The General, having immediately awarded full points for neatness of turn-out to the Officers' mess, and for speed style and action to the mess-orderly, set off round the camp. At the first squadron, the squadron leader rode up and saluted and fell in beside the General to receive whatever of praise or blame might be coming his way. Now, the squadron leader had put in a couple of anxious hours going about his lines, seeing that the white stones round the camp were nicely whitewashed, all dunnage and litter out of the road, everybody dressed correctly, and so on. But he had made his inspection on foot, and, not being able to see to the roofs of the sheds, had missed the fact that all the natives employed in the lines had stacked their gallabiehs on the roofs of one of the sheds. The General's eagle-eye fell on this: "What have you got up on that roof," he said, "an old clothes store?" Then he found a fire-bucket empty and volunteered the remark, that firebuckets without water in them would not be of much use in case of a conflagration. "You can't put out fires with 'eye-wash', you know", he said, pointing to the rows of beautifully whitewashed stones on which such hopes had been built. In fact, things were going badly all along the line, and it was felt that it rested with the cook house to redeem the day. Had not all the cook-house staff once been awarded a prize of two pounds for the best and cleanest cook-house in camp? All was not yet lost!

The General rode up to the cook-house and the cook came out, saluted, and stood to attention.

The General asked the usual questions as to how long the cook had been at the job and whether he was a cook in civil life, to which latter question he received the reply, that the cook, in private life, was a revolving window shutter manufacturer! Not being able to carry the conversation further in that line, the General turned to the cook-house.

"Very good", he said. "No flies. Sink in good order. Brick floor. Very clean. What did the men have for breakfast this morning?".

"Porridge and bacon, Sir; and most of 'em buys a few eggs, and I fry 'em."

"Very good. And what did they have for dinner?"

Now the men had had stew for dinner, but the cook wasn't going to say so. He had not walked half a mile in the heat and sand for nothing.

"They had roast meat and baked potatoes and puddin'" he said.

"Very good, very good. That's it. Not too much stew. Feed men well, and they'll do well at any job. Very satisfactory."

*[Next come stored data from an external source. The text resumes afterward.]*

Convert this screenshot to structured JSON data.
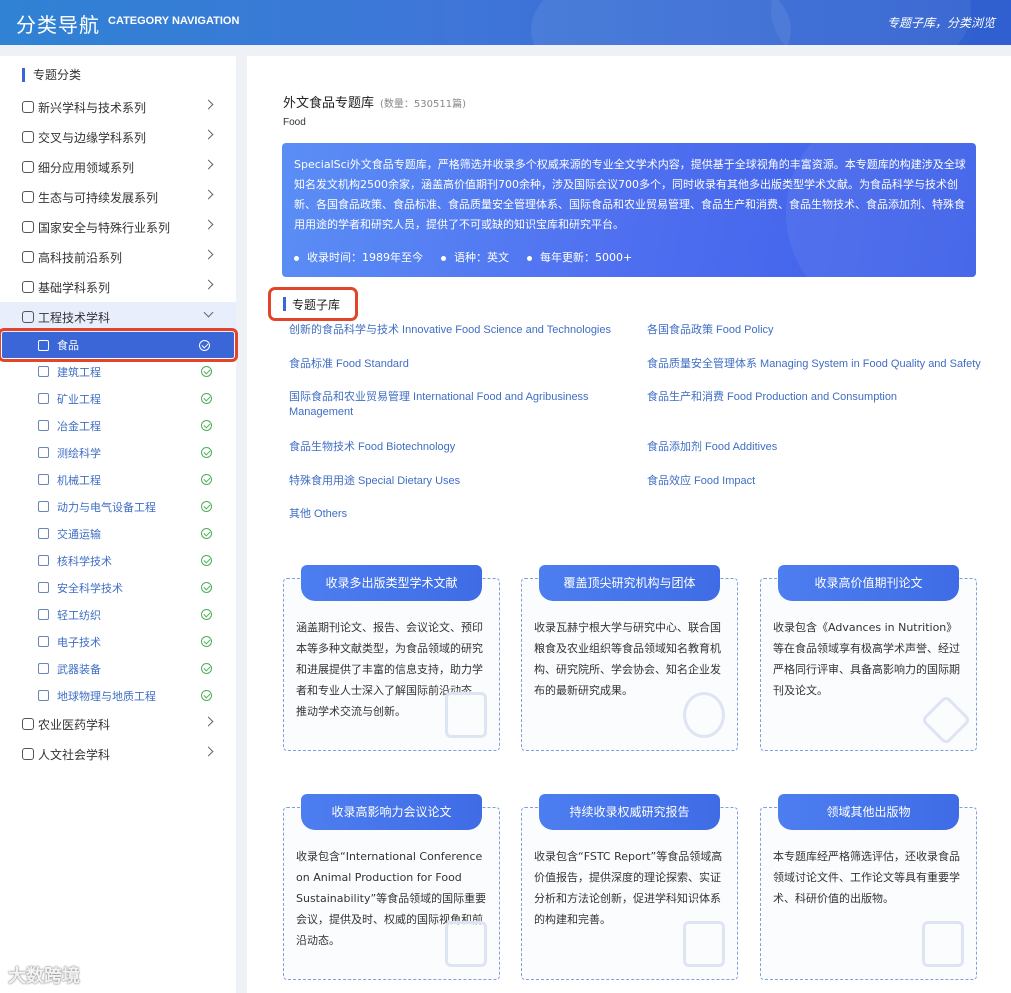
{
  "header": {
    "title": "分类导航",
    "title_en": "CATEGORY NAVIGATION",
    "right_text": "专题子库，分类浏览"
  },
  "sidebar": {
    "heading": "专题分类",
    "categories": [
      {
        "label": "新兴学科与技术系列",
        "icon": "grid-icon"
      },
      {
        "label": "交叉与边缘学科系列",
        "icon": "shuffle-icon"
      },
      {
        "label": "细分应用领域系列",
        "icon": "apps-icon"
      },
      {
        "label": "生态与可持续发展系列",
        "icon": "globe-icon"
      },
      {
        "label": "国家安全与特殊行业系列",
        "icon": "shield-icon"
      },
      {
        "label": "高科技前沿系列",
        "icon": "gear-icon"
      },
      {
        "label": "基础学科系列",
        "icon": "compass-icon"
      },
      {
        "label": "工程技术学科",
        "icon": "cube-icon"
      }
    ],
    "sub_items": [
      {
        "label": "食品",
        "icon": "play-icon"
      },
      {
        "label": "建筑工程",
        "icon": "crane-icon"
      },
      {
        "label": "矿业工程",
        "icon": "mine-icon"
      },
      {
        "label": "冶金工程",
        "icon": "anvil-icon"
      },
      {
        "label": "测绘科学",
        "icon": "survey-icon"
      },
      {
        "label": "机械工程",
        "icon": "wrench-icon"
      },
      {
        "label": "动力与电气设备工程",
        "icon": "plug-icon"
      },
      {
        "label": "交通运输",
        "icon": "truck-icon"
      },
      {
        "label": "核科学技术",
        "icon": "atom-icon"
      },
      {
        "label": "安全科学技术",
        "icon": "warning-icon"
      },
      {
        "label": "轻工纺织",
        "icon": "textile-icon"
      },
      {
        "label": "电子技术",
        "icon": "circuit-icon"
      },
      {
        "label": "武器装备",
        "icon": "tank-icon"
      },
      {
        "label": "地球物理与地质工程",
        "icon": "earth-icon"
      }
    ],
    "bottom_categories": [
      {
        "label": "农业医药学科",
        "icon": "leaf-icon"
      },
      {
        "label": "人文社会学科",
        "icon": "book-icon"
      }
    ]
  },
  "main": {
    "title": "外文食品专题库",
    "count": "(数量：530511篇)",
    "title_en": "Food",
    "banner": {
      "description": "SpecialSci外文食品专题库，严格筛选并收录多个权威来源的专业全文学术内容，提供基于全球视角的丰富资源。本专题库的构建涉及全球知名发文机构2500余家，涵盖高价值期刊700余种，涉及国际会议700多个，同时收录有其他多出版类型学术文献。为食品科学与技术创新、各国食品政策、食品标准、食品质量安全管理体系、国际食品和农业贸易管理、食品生产和消费、食品生物技术、食品添加剂、特殊食用用途的学者和研究人员，提供了不可或缺的知识宝库和研究平台。",
      "meta": [
        "收录时间：1989年至今",
        "语种：英文",
        "每年更新：5000+"
      ]
    },
    "sub_db_heading": "专题子库",
    "sub_dbs": [
      "创新的食品科学与技术 Innovative Food Science and Technologies",
      "各国食品政策 Food Policy",
      "食品标准 Food Standard",
      "食品质量安全管理体系 Managing System in Food Quality and Safety",
      "国际食品和农业贸易管理 International Food and Agribusiness Management",
      "食品生产和消费 Food Production and Consumption",
      "食品生物技术 Food Biotechnology",
      "食品添加剂 Food Additives",
      "特殊食用用途 Special Dietary Uses",
      "食品效应 Food Impact",
      "其他 Others"
    ],
    "cards": [
      {
        "title": "收录多出版类型学术文献",
        "body": "涵盖期刊论文、报告、会议论文、预印本等多种文献类型，为食品领域的研究和进展提供了丰富的信息支持，助力学者和专业人士深入了解国际前沿动态、推动学术交流与创新。",
        "icon": "document-icon"
      },
      {
        "title": "覆盖顶尖研究机构与团体",
        "body": "收录瓦赫宁根大学与研究中心、联合国粮食及农业组织等食品领域知名教育机构、研究院所、学会协会、知名企业发布的最新研究成果。",
        "icon": "users-icon"
      },
      {
        "title": "收录高价值期刊论文",
        "body": "收录包含《Advances in Nutrition》等在食品领域享有极高学术声誉、经过严格同行评审、具备高影响力的国际期刊及论文。",
        "icon": "network-icon"
      },
      {
        "title": "收录高影响力会议论文",
        "body": "收录包含“International Conference on Animal Production for Food Sustainability”等食品领域的国际重要会议，提供及时、权威的国际视角和前沿动态。",
        "icon": "presentation-icon"
      },
      {
        "title": "持续收录权威研究报告",
        "body": "收录包含“FSTC Report”等食品领域高价值报告，提供深度的理论探索、实证分析和方法论创新，促进学科知识体系的构建和完善。",
        "icon": "report-icon"
      },
      {
        "title": "领域其他出版物",
        "body": "本专题库经严格筛选评估，还收录食品领域讨论文件、工作论文等具有重要学术、科研价值的出版物。",
        "icon": "book-icon"
      }
    ]
  },
  "watermark": "大数跨境"
}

The day was saved. Our cook had redeemed the honor of the Regiment; but alas, just as the General drew his bridle to move off, his eye lit on the cook's bare, hairy chest, which was. exposed by an open shirt. "Where's your identity disc?" said the General. A personal search revealed, that not only the cook, but two of his assistants were minus their discs. The General moved on without a word. And thus it was that our report of the inspection contained the dreadful sentence: "A little more attention to details would be desirable". And thus it was that our cook trod the orderly room tarpaulin next morning on a charge of "neglect, to the prejudice of good order and military discipline in that he omitted to wear his identity disc."

"There you are", said the cook, "me walkin' all that way to the Light Horse for nothin'. I wish I'd told him the men had stoo for dinner. He'd a gone that wild, he wouldn't ha' noticed the identity disc!"